Впрочем, здесь оказались не одни лишь спящие.
У основания мыса-когтя Мечник едва не наткнулся на бесшумно крадущегося вдоль —кустов человека. Разглядеть выскользнувшего навстречу Кудеслава человек этот не мог (кустарниковая заросль, днем казавшаяся не шибко густой, теперь виделась со стороны сплошной глыбой мрака), зато он сумел расслышать шелест ветвей, мимо воли задеваемых Мечником, — а расслышав, шатнулся назад, вскидывая над головой тусклый блеск топора.
Все-таки духи пращуров витали где-то вблизи, не оставляя заботами свою кровь и свое проросшее семя. Топор безвредно мелькнул мимо плеча отклонившегося Мечника, и тут же тихо свистнул изморозный скандийский клинок, норовя прямо на вымахе из постылой тесноты ножен самым кончиком своим чиркнуть по занавешенному бородой горлу неведомого человека — чиркнуть легонько, всего на лолмизинца зацепив живую плоть, которая сразу стала бы мертвой…

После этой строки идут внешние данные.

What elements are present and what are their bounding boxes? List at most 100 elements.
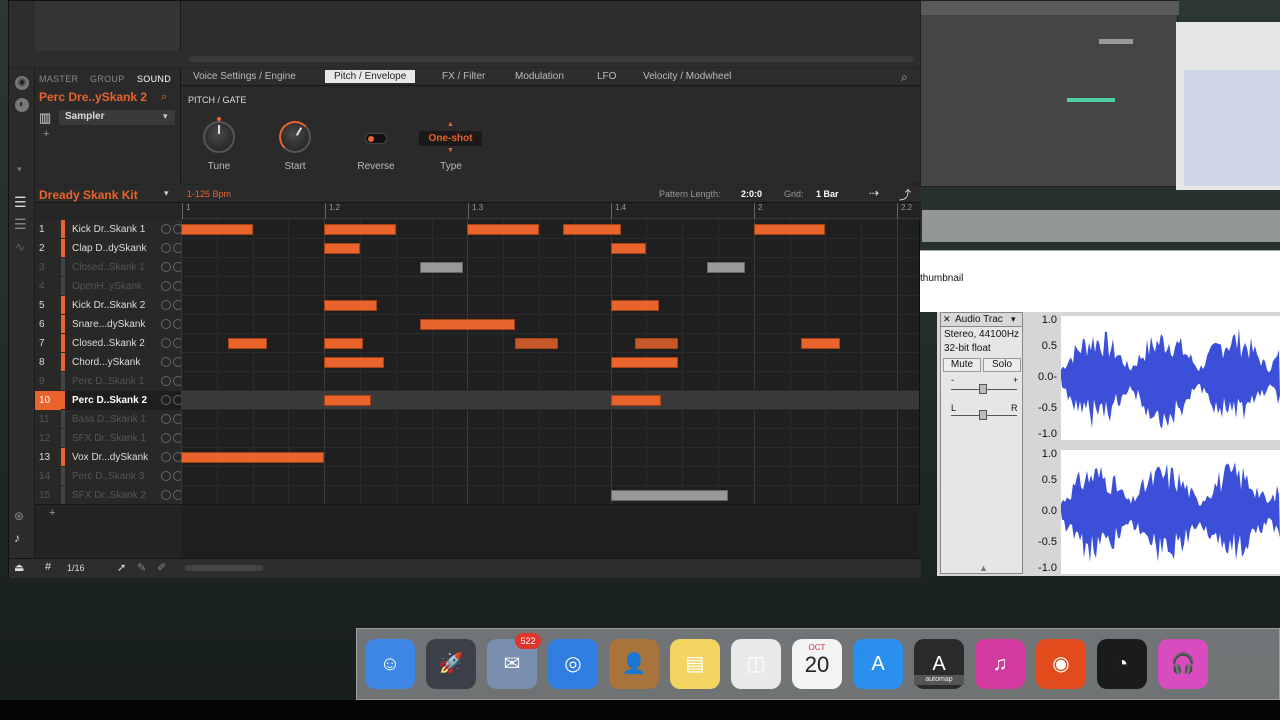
note[interactable] (610, 395, 661, 406)
safari-icon[interactable]: ◎ (548, 639, 598, 689)
track-row[interactable]: 7 Closed..Skank 2 (35, 334, 183, 353)
preview-icon[interactable]: ◫ (731, 639, 781, 689)
note[interactable] (181, 452, 325, 463)
grid-icon[interactable]: # (45, 561, 51, 573)
track-row[interactable]: 10 Perc D..Skank 2 (35, 391, 183, 410)
launchpad-icon[interactable]: 🚀 (426, 639, 476, 689)
pattern-length-value[interactable]: 2:0:0 (741, 189, 762, 199)
grid-row[interactable] (181, 296, 919, 315)
mute-icon[interactable] (161, 376, 171, 386)
track-row[interactable]: 12 SFX Dr..Skank 1 (35, 429, 183, 448)
track-name[interactable]: Perc D..Skank 3 (72, 471, 144, 482)
track-row[interactable]: 13 Vox Dr...dySkank (35, 448, 183, 467)
grid-row[interactable] (181, 391, 919, 410)
grid-row[interactable] (181, 486, 919, 505)
chevron-down-icon[interactable]: ▾ (164, 188, 169, 199)
track-name[interactable]: Kick Dr..Skank 2 (72, 300, 145, 311)
horizontal-scrollbar[interactable] (185, 565, 263, 571)
note[interactable] (706, 262, 746, 273)
plugin-icon[interactable]: ◐ (15, 98, 29, 112)
mute-icon[interactable] (161, 319, 171, 329)
track-name[interactable]: Kick Dr..Skank 1 (72, 224, 145, 235)
contacts-icon[interactable]: 👤 (609, 639, 659, 689)
note[interactable] (610, 243, 647, 254)
tab-modulation[interactable]: Modulation (515, 71, 564, 82)
pointer-icon[interactable]: ➚ (117, 561, 126, 574)
tab-lfo[interactable]: LFO (597, 71, 616, 82)
itunes-icon[interactable]: ♫ (975, 639, 1025, 689)
note[interactable] (324, 338, 363, 349)
note[interactable] (228, 338, 267, 349)
tab-group[interactable]: GROUP (90, 74, 125, 84)
solo-button[interactable]: Solo (983, 358, 1021, 372)
note[interactable] (514, 338, 558, 349)
note[interactable] (610, 300, 660, 311)
notes-icon[interactable]: ▤ (670, 639, 720, 689)
note[interactable] (563, 224, 621, 235)
clip-marker[interactable] (1067, 98, 1115, 102)
track-row[interactable]: 15 SFX Dr..Skank 2 (35, 486, 183, 505)
audacity-icon[interactable]: 🎧 (1158, 639, 1208, 689)
grid-row[interactable] (181, 315, 919, 334)
automap-icon[interactable]: Aautomap (914, 639, 964, 689)
tab-master[interactable]: MASTER (39, 74, 78, 84)
start-knob[interactable] (279, 121, 311, 153)
note[interactable] (610, 490, 729, 501)
top-scrollbar[interactable] (189, 56, 914, 62)
sound-icon[interactable]: ◉ (15, 76, 29, 90)
track-name[interactable]: Perc D..Skank 1 (72, 376, 144, 387)
eraser-icon[interactable]: ✐ (157, 561, 166, 574)
tab-voice-settings[interactable]: Voice Settings / Engine (193, 71, 296, 82)
track-name[interactable]: Snare...dySkank (72, 319, 145, 330)
track-row[interactable]: 1 Kick Dr..Skank 1 (35, 220, 183, 239)
track-name[interactable]: OpenH..ySkank (72, 281, 142, 292)
kit-name[interactable]: Dready Skank Kit (39, 188, 138, 202)
record-icon[interactable]: ◉ (1036, 639, 1086, 689)
add-icon[interactable]: + (49, 507, 55, 519)
mute-icon[interactable] (161, 433, 171, 443)
track-row[interactable]: 4 OpenH..ySkank (35, 277, 183, 296)
follow-icon[interactable]: ⇢ (869, 186, 879, 200)
waveform-left[interactable] (1061, 316, 1280, 440)
mute-button[interactable]: Mute (943, 358, 981, 372)
search-icon[interactable]: ⌕ (901, 70, 908, 85)
note[interactable] (634, 338, 678, 349)
mute-icon[interactable] (161, 281, 171, 291)
automation-lane[interactable] (181, 505, 919, 559)
list-icon[interactable]: ☰ (14, 194, 27, 211)
track-row[interactable]: 2 Clap D..dySkank (35, 239, 183, 258)
waveform-right[interactable] (1061, 450, 1280, 574)
note[interactable] (324, 300, 378, 311)
grid-row[interactable] (181, 467, 919, 486)
track-name[interactable]: Clap D..dySkank (72, 243, 146, 254)
mute-icon[interactable] (161, 471, 171, 481)
grid-list-icon[interactable]: ☰ (14, 216, 27, 233)
chevron-down-icon[interactable]: ▾ (1011, 314, 1016, 325)
mute-icon[interactable] (161, 490, 171, 500)
mute-icon[interactable] (161, 414, 171, 424)
track-name[interactable]: Closed..Skank 2 (72, 338, 145, 349)
track-row[interactable]: 11 Bass D..Skank 1 (35, 410, 183, 429)
note[interactable] (181, 224, 253, 235)
tab-pitch-envelope[interactable]: Pitch / Envelope (325, 70, 416, 83)
mute-icon[interactable] (161, 224, 171, 234)
grid-value[interactable]: 1 Bar (816, 189, 839, 199)
sound-name[interactable]: Perc Dre..ySkank 2 (39, 90, 147, 104)
obs-icon[interactable]: ◔ (1097, 639, 1147, 689)
reverse-toggle[interactable] (365, 133, 387, 144)
settings-icon[interactable]: ⊛ (14, 509, 24, 523)
note[interactable] (420, 262, 464, 273)
note[interactable] (324, 357, 385, 368)
close-icon[interactable]: ✕ (943, 314, 951, 325)
grid-row[interactable] (181, 277, 919, 296)
grid-row[interactable] (181, 239, 919, 258)
search-icon[interactable]: ⌕ (161, 91, 167, 104)
track-row[interactable]: 3 Closed..Skank 1 (35, 258, 183, 277)
plugin-select[interactable]: Sampler ▾ (59, 110, 175, 125)
mute-icon[interactable] (161, 262, 171, 272)
type-selector[interactable]: One-shot (419, 131, 482, 146)
chevron-down-icon[interactable]: ▼ (447, 147, 454, 154)
mute-icon[interactable] (161, 243, 171, 253)
note[interactable] (467, 224, 539, 235)
grid-row[interactable] (181, 429, 919, 448)
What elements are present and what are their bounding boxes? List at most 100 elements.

И если бы неведомому человеку достало выдержки, если бы, промахнувшись, он не ругнулся вполголоса (в пол Велимирова голоса), быть бы вовсе худому.
Неимоверным усилием, от которого болезненно хрустнуло в правом локте и меж лопаток, Кудеслав сумел сдержать разохотившееся до крови оружие. Лисовин же вновь вскинул топор, но Мечник отпрыгнул назад и спокойно сказал:
— А ты хорош в драке-то. Только отчего же молчком? Ты уж в следующий раз ори прямо в лицо — глядишь, и ворог от неожиданности оплошает, и свои повскакивают. Тебе-то скрадываться вроде как ни к чему…
Велимир выронил топор и, качнувшись, ухватился за ветку куста. А потом перевел дух и заговорил. Пространно и со всевозможными подробностями он объяснил Кудеславу, по какой причине тот появился на свет, как рос, в кого вырос и отчего да когда одному железноголовому урману суждено распроститься с жизнью.
Мечник не перебивал, слушал с видимым покорством. По справедливости бы Велимиру еще при первом их, дневном, разговоре на этом мысу следовало выбранить своего названого сынка — больно уж дерзко вел себя тогда Кудеслав. Только не в пример другим старикам Лисовин способен простить даже дерзость, ежели дерзец прав. Кто еще может так? Белоконь, Яромир. Вожен — никогда. Говорят, что и Зван может, но чего только не говорят о Зване!